Éditorial:L’enseignant, le parent pauvre du système éducatif mauritanien

A l’occasion de la Journée Mondiale des Enseignants célébrée aujourd’hui et du lancement effectif du projet d’école républicaine, il convient de se demander quel est le sort réservé à l’enseignant qui est la pierre angulaire du système éducatif.

En Mauritanie où la grille des salaires n’a pas connu une réelle évolution parallèlement aux poussées inflationnistes et à la hausse constante du coût de la vie, les enseignants malgré le fait qu’ils s’occupent des tâches les plus ingrates sont très mal lotis.

C’est ainsi que dans le meilleur des cas le salaire atteint à peine ou dépasse à peine les 10.000 MRU selon que l’on soit instituteur ou professeur du secondaire. C’est dire que tous les enseignants tirent le diable par la queue et sont préoccupés au premier chef par l’instinct de survie plutôt que par la lourde responsabilité qui leur est confiée à savoir dispenser les enseignements adéquats et former les générations futures.

Il s’agit en réalité là de vœux pieux car les conditions sont loin d’être réunies pour l’atteinte de ces nobles objectifs.

Comment dans ce cas de figure parler d’école républicaine dès lors que le maillon principal, l’enseignant est laissé en rade et perçu par la société comme un vulgaire desesperados ?

En effet notre système éducatif a atteint un niveau de décrépitude tel qu’une refonte totale s’impose loin des querelles de chapelle et des calculs politiciens. La dégradation est telle qu’on en arrive à confondre élèves et enseignants, tellement les niveaux ont atteint des seuils critiques, de part et d’autre.

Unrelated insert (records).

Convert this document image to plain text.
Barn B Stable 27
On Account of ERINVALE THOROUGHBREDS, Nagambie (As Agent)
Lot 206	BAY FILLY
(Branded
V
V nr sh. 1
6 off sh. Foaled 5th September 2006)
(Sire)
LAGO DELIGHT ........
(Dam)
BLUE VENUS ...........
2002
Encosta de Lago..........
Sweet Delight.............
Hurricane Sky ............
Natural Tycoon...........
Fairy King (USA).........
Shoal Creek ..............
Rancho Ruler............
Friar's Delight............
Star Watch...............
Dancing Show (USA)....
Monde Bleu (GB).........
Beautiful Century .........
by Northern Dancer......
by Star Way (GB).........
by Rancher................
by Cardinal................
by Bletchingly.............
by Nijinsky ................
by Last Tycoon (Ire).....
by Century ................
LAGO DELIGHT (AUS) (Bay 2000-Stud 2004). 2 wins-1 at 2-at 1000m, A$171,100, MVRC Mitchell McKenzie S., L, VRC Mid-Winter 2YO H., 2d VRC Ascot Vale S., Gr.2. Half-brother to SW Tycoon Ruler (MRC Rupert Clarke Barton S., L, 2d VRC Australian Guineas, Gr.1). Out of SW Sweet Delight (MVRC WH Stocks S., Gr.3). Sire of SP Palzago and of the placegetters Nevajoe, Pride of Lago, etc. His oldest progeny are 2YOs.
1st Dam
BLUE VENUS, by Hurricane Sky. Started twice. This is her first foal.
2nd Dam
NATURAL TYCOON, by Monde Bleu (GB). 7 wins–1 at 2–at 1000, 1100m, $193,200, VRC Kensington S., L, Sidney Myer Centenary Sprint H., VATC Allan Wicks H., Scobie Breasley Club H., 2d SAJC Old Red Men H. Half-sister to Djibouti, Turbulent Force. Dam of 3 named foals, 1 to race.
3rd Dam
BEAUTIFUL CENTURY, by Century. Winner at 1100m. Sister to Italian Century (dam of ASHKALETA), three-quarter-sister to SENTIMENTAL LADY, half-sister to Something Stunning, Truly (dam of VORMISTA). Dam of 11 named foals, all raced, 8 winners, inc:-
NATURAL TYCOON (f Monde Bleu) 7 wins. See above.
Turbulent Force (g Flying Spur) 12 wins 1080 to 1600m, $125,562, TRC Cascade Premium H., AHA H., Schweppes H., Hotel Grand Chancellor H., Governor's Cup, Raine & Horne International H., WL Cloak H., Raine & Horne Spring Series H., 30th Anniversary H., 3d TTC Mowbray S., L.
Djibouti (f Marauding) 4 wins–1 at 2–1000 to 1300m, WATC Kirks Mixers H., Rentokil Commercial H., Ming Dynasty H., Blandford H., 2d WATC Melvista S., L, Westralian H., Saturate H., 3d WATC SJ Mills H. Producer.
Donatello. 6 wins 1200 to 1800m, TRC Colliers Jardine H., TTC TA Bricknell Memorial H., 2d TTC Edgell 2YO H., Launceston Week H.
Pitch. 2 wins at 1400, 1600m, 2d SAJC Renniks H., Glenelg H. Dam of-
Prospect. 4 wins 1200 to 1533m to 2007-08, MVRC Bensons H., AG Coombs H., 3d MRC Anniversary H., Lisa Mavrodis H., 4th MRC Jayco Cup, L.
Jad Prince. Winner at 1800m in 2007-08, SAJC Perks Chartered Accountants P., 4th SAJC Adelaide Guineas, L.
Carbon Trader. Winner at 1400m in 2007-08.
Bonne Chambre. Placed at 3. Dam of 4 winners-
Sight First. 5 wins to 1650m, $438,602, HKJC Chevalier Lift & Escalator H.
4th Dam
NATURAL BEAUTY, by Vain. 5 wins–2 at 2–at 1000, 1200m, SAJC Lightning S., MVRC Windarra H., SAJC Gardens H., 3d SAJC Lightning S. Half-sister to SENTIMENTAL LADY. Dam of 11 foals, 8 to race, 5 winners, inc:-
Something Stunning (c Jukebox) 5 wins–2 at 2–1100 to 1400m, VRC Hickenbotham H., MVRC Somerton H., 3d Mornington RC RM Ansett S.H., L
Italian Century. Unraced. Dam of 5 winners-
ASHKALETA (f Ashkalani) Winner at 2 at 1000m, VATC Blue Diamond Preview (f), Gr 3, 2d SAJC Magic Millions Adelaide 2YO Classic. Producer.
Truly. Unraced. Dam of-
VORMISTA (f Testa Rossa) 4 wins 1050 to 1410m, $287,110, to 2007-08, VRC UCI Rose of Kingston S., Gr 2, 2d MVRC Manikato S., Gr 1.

L’enseignant n’est donc plus ce qu’il était. C’est-à-dire ce personnage charismatique détenant le savoir et surtout les techniques pour le transmettre. Avant le coup d’état de 1978, une circulaire de la Présidence plaçait l’instituteur au 2ème rang après le Hakem, sur le plan protocolaire.

C’était donc un personnage de premier plan contrairement à aujourd’hui où il est perçu comme un souffre-douleur par une société foncièrement matérialiste.

S’il est vrai que ces dernières années son traitement salarial a connu une certaine amélioration du fait notamment de la majoration de certaines primes, son net à payer reste très en deçà de ses besoins les plus élémentaires et très loin derrière une kyrielle de fonctionnaires de son rang sensés opérer au niveau central et dont la plupart sont promus par complaisance et sont gracieusement payés pour ne rien faire. Voilà qui attise les frustrations des enseignants de terrain dont les élans et la motivation sont coupés nets par plein de pratiques déloyales et injustes.

Aujourd’hui, en Mauritanie, la trajectoire professionnelle d’un enseignant n’obéit à aucun plan de carrière. Les avancements et les promotions obéissent le plus souvent à des critères purement subjectifs. C’est ainsi qu’un sortant de l’Ecole Normale peut se voir promu dès sa première année de fonction au moment où la plupart des enseignants atteignent l’âge de la retraite sans jamais pouvoir bénéficier de la moindre promotion.

Le danger de ce système clientéliste est d’avoir coopté des nullités à tous les niveaux de la pyramide. C’est dire que le ver est dans le fruit et il convient d’agir concrètement pour redresser la barre.

Ce n’est donc pas un hasard si aujourd’hui on frise la démission collective. La plupart des enseignants n’ont plus le cœur à l’ouvrage et sont accaparés par les aléas de la vie quotidienne. Ils sont tous inscrits au système D. On les retrouve partout, dans les écoles privées, dans la presse, dans les marchés comme vendeurs ambulants, vendeurs de cartes de crédits, au marché du bétail comme courtiers, chauffeurs de taxis et même dans le bâtiment comme maçons…

Pour mettre fin à cette situation fort compromettante pour la réussite de l’école républicaine, le gouvernement doit s’atteler sérieusement et urgemment à la mise sur pied d’un plan Marshall au profit de l’enseignant qui doit bénéficier d’un traitement à la hauteur de sa mission et de conditions de vie décentes. En plus de cela la gouvernance du système éducatif doit être mise aux normes. Le système de gestion doit être revu de A à Z.

Ce plan pourrait être pris en compte dans le prochain projet de budget. Il pourrait supplanter le projet de revalorisation de la fonction enseignante qui s’est avéré n’être qu’une coquille vide.